I was thinking about the general trend in metal activity (reactivity increases down a group and decreases across a period) when I started thinking about aluminum and how it has a lower first ionization energy than magnesium because its highest-energy electron is in a high-energy 3p orbital. Despite this, magnesium is the more active metal. Is this because activity measures the potential of the oxidation of Al t0 Al³⁺, not Al to Al⁺? Although it may not take much energy to remove the first electron from Al, oxidizing Al⁺ to Al³⁺ requires removing electrons from the lower energy 3s orbital, making the overall oxidation less favorable than the oxidation of Mg to Mg²⁺. Is this thinking correct?

Answer 1

Because neither aluminum nor magnesium forms many compounds by contributing one electron to a bond, whether ionic or covalent.
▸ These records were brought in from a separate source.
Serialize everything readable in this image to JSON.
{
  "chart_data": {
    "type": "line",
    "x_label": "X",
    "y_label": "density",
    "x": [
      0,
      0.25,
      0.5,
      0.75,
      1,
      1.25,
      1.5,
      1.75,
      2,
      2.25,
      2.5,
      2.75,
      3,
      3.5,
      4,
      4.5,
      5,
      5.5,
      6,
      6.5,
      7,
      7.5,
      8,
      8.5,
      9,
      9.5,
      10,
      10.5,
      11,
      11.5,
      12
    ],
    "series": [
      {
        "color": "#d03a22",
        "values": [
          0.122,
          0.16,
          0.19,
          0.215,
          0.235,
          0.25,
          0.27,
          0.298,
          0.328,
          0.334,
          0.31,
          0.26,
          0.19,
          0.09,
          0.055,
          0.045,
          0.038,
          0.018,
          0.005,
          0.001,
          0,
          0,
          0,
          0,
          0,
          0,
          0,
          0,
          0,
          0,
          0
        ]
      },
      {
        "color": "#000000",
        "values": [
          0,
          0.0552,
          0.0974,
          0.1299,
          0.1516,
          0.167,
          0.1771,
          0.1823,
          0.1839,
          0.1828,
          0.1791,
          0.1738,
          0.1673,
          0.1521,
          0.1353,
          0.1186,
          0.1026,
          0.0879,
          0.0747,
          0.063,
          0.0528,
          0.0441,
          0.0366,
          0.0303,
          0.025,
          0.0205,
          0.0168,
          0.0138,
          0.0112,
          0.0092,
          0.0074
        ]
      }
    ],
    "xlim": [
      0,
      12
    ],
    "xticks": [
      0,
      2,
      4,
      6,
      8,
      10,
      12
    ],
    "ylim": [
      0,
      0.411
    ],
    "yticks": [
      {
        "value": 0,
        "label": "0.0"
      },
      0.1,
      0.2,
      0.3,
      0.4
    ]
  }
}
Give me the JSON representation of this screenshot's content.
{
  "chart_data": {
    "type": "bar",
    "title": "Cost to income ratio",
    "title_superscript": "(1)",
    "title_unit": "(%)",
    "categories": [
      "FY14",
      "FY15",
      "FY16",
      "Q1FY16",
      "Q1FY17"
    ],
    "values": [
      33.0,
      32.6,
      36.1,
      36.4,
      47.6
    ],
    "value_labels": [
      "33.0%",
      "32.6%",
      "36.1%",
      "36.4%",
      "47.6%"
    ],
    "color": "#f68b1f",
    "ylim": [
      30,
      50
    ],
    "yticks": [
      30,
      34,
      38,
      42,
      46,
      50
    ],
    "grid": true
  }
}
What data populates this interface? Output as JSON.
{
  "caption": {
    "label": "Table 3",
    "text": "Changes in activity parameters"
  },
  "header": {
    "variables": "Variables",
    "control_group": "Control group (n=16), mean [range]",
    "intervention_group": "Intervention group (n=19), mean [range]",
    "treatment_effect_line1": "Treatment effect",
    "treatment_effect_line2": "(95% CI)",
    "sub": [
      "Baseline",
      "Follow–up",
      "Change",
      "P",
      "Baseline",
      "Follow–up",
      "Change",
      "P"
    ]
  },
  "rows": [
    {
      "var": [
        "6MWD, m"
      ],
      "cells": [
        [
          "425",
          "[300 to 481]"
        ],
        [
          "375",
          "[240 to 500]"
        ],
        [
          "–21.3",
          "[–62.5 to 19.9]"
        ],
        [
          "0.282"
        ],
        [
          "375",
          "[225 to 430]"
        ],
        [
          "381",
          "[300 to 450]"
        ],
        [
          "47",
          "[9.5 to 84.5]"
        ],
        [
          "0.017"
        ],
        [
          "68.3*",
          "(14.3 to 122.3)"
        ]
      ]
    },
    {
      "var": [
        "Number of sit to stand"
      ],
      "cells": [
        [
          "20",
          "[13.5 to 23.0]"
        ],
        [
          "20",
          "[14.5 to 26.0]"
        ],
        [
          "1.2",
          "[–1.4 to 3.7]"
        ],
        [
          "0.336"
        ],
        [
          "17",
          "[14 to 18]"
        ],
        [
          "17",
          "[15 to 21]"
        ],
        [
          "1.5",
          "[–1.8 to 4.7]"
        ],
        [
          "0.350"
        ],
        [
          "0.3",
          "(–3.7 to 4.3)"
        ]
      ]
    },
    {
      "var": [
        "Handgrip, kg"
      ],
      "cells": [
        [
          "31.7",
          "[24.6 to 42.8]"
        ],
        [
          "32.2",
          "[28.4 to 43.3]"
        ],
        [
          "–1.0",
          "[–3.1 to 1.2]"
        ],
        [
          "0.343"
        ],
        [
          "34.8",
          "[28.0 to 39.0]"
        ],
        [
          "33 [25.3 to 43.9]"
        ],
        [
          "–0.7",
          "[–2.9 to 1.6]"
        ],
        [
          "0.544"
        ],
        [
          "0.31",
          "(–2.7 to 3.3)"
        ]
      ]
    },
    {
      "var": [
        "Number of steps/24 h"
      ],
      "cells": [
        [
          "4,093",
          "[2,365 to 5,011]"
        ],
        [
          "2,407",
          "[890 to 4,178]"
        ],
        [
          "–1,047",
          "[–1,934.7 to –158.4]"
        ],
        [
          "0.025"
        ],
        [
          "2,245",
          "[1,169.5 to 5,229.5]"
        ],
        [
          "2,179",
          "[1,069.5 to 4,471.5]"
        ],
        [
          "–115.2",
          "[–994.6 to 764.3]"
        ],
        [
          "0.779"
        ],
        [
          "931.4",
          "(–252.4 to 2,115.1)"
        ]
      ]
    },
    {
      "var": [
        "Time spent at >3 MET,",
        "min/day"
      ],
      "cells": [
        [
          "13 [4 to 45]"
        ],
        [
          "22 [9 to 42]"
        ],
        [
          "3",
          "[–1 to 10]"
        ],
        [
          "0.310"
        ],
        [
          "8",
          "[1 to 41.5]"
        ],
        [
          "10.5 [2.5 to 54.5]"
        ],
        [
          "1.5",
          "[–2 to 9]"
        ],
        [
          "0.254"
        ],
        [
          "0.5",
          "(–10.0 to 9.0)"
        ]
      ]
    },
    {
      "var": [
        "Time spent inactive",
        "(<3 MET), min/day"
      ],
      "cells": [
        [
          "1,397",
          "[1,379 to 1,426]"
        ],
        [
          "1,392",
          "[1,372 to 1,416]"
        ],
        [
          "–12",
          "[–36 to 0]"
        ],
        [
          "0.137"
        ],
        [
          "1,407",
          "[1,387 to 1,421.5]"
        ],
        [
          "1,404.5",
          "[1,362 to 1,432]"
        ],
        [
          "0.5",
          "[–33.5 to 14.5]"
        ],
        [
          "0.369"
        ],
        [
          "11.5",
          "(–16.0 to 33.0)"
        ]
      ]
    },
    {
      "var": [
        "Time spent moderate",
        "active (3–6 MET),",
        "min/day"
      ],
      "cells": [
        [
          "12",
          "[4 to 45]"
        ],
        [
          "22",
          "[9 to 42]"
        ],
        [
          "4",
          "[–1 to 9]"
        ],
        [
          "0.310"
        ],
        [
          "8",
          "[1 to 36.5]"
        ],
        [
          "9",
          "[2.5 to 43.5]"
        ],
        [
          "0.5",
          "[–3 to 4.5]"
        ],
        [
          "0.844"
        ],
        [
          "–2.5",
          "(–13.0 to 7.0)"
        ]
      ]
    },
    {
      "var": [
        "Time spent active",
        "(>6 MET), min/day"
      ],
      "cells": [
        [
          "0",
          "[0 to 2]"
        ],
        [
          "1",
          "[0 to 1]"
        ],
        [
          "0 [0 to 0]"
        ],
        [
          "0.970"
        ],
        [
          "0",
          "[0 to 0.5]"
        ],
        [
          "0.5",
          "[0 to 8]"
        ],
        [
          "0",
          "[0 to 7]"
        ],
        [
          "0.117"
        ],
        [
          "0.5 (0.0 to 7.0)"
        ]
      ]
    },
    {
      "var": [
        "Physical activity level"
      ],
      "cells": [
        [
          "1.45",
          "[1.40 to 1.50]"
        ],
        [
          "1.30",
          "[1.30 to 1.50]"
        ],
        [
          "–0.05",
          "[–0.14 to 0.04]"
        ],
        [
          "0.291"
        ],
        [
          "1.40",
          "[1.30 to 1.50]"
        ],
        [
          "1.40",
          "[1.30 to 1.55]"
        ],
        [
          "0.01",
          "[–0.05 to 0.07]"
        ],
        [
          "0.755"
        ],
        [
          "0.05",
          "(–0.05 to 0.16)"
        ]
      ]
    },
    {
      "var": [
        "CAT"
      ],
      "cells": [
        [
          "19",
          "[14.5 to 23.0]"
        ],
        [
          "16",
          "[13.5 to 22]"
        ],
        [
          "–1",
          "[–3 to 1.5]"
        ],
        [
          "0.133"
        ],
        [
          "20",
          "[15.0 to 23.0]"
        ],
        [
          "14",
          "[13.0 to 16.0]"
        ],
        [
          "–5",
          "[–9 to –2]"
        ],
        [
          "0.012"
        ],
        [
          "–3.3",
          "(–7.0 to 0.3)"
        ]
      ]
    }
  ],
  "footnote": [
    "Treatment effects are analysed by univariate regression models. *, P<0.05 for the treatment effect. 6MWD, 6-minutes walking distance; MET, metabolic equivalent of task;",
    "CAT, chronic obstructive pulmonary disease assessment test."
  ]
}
So first ionization energy really does not have much to tell.

Neither do second or third ionization energies. The reactivities of aluminum and magnesium are hard to compare on the basis of any ionization energies because the elements have different common valences and aluminum does not form very many predominantly ionic compounds. No matter what you try to do with ionization energies, you're unavoidably comparing apples and olives.

Answer 2

Another reason is the fact that metallic aluminum is always covered by a thin film of alumina (aluminum oxide $\ce{Al2O3}$). This film is transparent, continuous and waterproof. It is formed spontaneously in the contact of air, and prevents the contact with reagents. If this film is removed by scratching, it will be immediately redone by atmospheric air. This is why, apparently the metallic aluminum objects do not react with many usual ionic solutions. For example, the reaction with dilute $\ce{HCl}$ solutions is relatively slow to start, because alumina film is rather resistant to acidic corrosion.

The production of this film can be prevented by mercury chloride $\ce{HgCl2}$. If a piece of aluminum is dipped into a solution of $\ce{HgCl2}$, some mercury chloride is able to cross this film and react with aluminum to produce mercury $\ce{Hg}$ (which soon makes an aluminum amalgam $\ce{Al(Hg)}$) according to the reaction : $$\ce{2 Al + 3 HgCl2 -> 2 AlCl3 + 3 Hg}$$ Of course, the aluminum amalgam $\ce{Al(Hg)}$ is soon oxidized in air, but the alumina film does not adhere on the outer surface of the amalgamated aluminum. As a consequence, the oxidation proceeds in a couple of minutes and produces long white filaments of alumina which are "growing" on the surface of the aluminum sample. This phenomena lasts as long as there is still some mercury on the outer surface of the aluminum sample.